Pure space or average space is homogeneous and isotropic. Then space may be modeled by one dimension, although since the word dimension usually has to do with degrees of freedom or potential directionality, we say it has three dimensions.
It’s the same with time. Pure time or average time is homogeneous and isotropic, and may be modeled by one dimension, though it has three degrees of freedom and so we say it has three dimensions. If time is isotropic, only one dimension is needed to model it. If time is anisotropic, then three dimensions are needed to model it.
This is like the duality of wave and particle in quantum mechanics. Space and time have one or three dimensions depending on the aspect modeled.
Universal simultaneity requires homogeneity: “the transport of an ideal clock without distortion of time-intervals, requires a homogeneous space” (*).

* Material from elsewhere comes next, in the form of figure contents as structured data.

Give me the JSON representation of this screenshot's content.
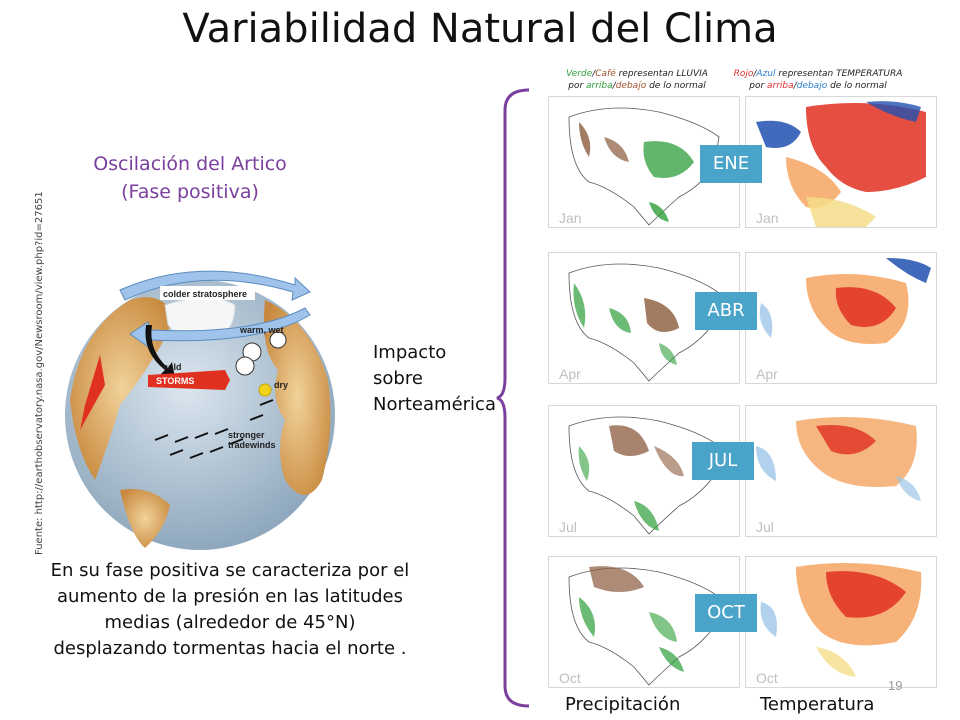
{
  "slide": {
    "title": "Variabilidad Natural del Clima",
    "ao_title_line1": "Oscilación del Artico",
    "ao_title_line2": "(Fase positiva)",
    "source": "Fuente: http://earthobservatory.nasa.gov/Newsroom/view.php?id=27651",
    "impact_lines": [
      "Impacto",
      "sobre",
      "Norteamérica"
    ],
    "description_lines": [
      "En su fase positiva se caracteriza por el",
      "aumento de la presión en las latitudes",
      "medias (alrededor de 45°N)",
      "desplazando tormentas hacia el norte ."
    ],
    "page_number": "19"
  },
  "globe": {
    "labels": {
      "colder": "colder stratosphere",
      "warm": "warm, wet",
      "cold": "cold",
      "storms": "STORMS",
      "dry": "dry",
      "tradewinds_line1": "stronger",
      "tradewinds_line2": "tradewinds"
    }
  },
  "legend": {
    "left": {
      "word1": "Verde",
      "sep1": "/",
      "word2": "Café",
      "rest1": " representan LLUVIA",
      "line2_a": "por ",
      "word3": "arriba",
      "sep2": "/",
      "word4": "debajo",
      "line2_b": " de lo normal"
    },
    "right": {
      "word1": "Rojo",
      "sep1": "/",
      "word2": "Azul",
      "rest1": " representan TEMPERATURA",
      "line2_a": "por ",
      "word3": "arriba",
      "sep2": "/",
      "word4": "debajo",
      "line2_b": " de lo normal"
    }
  },
  "months": [
    {
      "label": "ENE",
      "map_label": "Jan"
    },
    {
      "label": "ABR",
      "map_label": "Apr"
    },
    {
      "label": "JUL",
      "map_label": "Jul"
    },
    {
      "label": "OCT",
      "map_label": "Oct"
    }
  ],
  "columns": {
    "precip": "Precipitación",
    "temp": "Temperatura"
  },
  "colors": {
    "title_purple": "#7b3f9e",
    "month_badge": "#4aa3c9",
    "bracket": "#7b3f9e",
    "precip_green": "#2e9e3a",
    "precip_brown": "#8b5a3c",
    "temp_red": "#e03020",
    "temp_orange": "#f4a460",
    "temp_blue": "#2050b0"
  }
}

In surface transportation a distinction can be drawn between congestion-type and current-type hindrances to travel. Radial congestion, such as a simple model of a city with a central business district, is isotropic. Travel across or in a river current could be modeled as rectilinearly homogeneous.
The conclusion is that homogeneity and isotropy come with a pure or average conception of space or time and require only one dimension to model. But the particulars of many situations do not exhibit either homogeneity or isotropy and so require three dimensions to model.